Nine times out of ten it happens just like that. But it is that one time when someone goes off the script and speaks true emotion that makes for good television.
Did Richard Sherman go a little over the top in his response? Probably.
Should he be turned into the villain in social media that he became? Of course not.
For years I have felt that there should be a cooling off period following a game before players and coaches are interviewed.
In all of my sideline interviews this was the approach that I took.
Granted, as a newspaper reporter I had the luxury of not needing a quick sound bite for the broadcast but I respected that the players and coaches needed some time to cool off.
More times than not the coaches would talk to their players briefly and then come over to me for the post-game interview.
This gave the coaches and players time to collect their thoughts and usually made for better post-game quotes as well then the typical cliché answers that coaches are known for.
Of course there were still times that I got the canned quotes as well but for the most part my approach worked.

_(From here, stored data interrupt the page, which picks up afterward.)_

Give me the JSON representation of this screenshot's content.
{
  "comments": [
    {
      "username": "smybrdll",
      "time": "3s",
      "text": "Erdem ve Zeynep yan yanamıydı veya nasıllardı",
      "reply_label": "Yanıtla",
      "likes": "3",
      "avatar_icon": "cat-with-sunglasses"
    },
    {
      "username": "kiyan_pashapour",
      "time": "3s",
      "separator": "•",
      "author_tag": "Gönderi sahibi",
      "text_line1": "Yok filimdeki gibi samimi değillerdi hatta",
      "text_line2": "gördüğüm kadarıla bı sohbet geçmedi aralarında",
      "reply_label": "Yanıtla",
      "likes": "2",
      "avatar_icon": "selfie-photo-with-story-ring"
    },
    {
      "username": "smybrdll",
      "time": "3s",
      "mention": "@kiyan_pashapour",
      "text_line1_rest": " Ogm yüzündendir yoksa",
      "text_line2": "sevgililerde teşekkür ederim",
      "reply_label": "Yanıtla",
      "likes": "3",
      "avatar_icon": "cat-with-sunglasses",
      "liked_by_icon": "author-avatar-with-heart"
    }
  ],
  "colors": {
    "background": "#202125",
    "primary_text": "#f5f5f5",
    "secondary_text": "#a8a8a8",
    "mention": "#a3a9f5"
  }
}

I have little doubt that had Richard Sherman had the chance to cool off a little before being interviewed his response would have been less about “me” and more about “we.”
In fact his quotes did get more along those lines the further removed from the play he became.
Heat of the moment responses are not limited to the world of football though.
In NASCAR drivers are often interviewed seconds after a wreck before they have had time to digest what happened and in many cases they are still in shock from the effects of getting bounced around at 200 mph.
Most of the time the drivers give the company response but there are also times when emotion gets the best of them.
Drivers have even been fined for their remarks when they were deemed to have gone too far.
This is another reason why a cooling off period would be beneficial.
Give the driver time to collect their thoughts before shoving a microphone in their face for the sound bite.
Unfortunately I don’t think a cooling off period will ever be implemented.
Athletes will continue to give impassioned quotes now and then that go against the norm but they are said in the heat of the moment and should be considered as such.
The next time you hear an impassioned post-game quote like Richard Sherman’s try to think how you would feel if someone was interviewing you seconds after everything you had worked your whole life towards was one step closer to reality. With that perspective odds are you might cut them a little slack if they go a little overboard.
Now if you’ll excuse me, I have a sudden urge to watch some old Sylvester Stallone movies.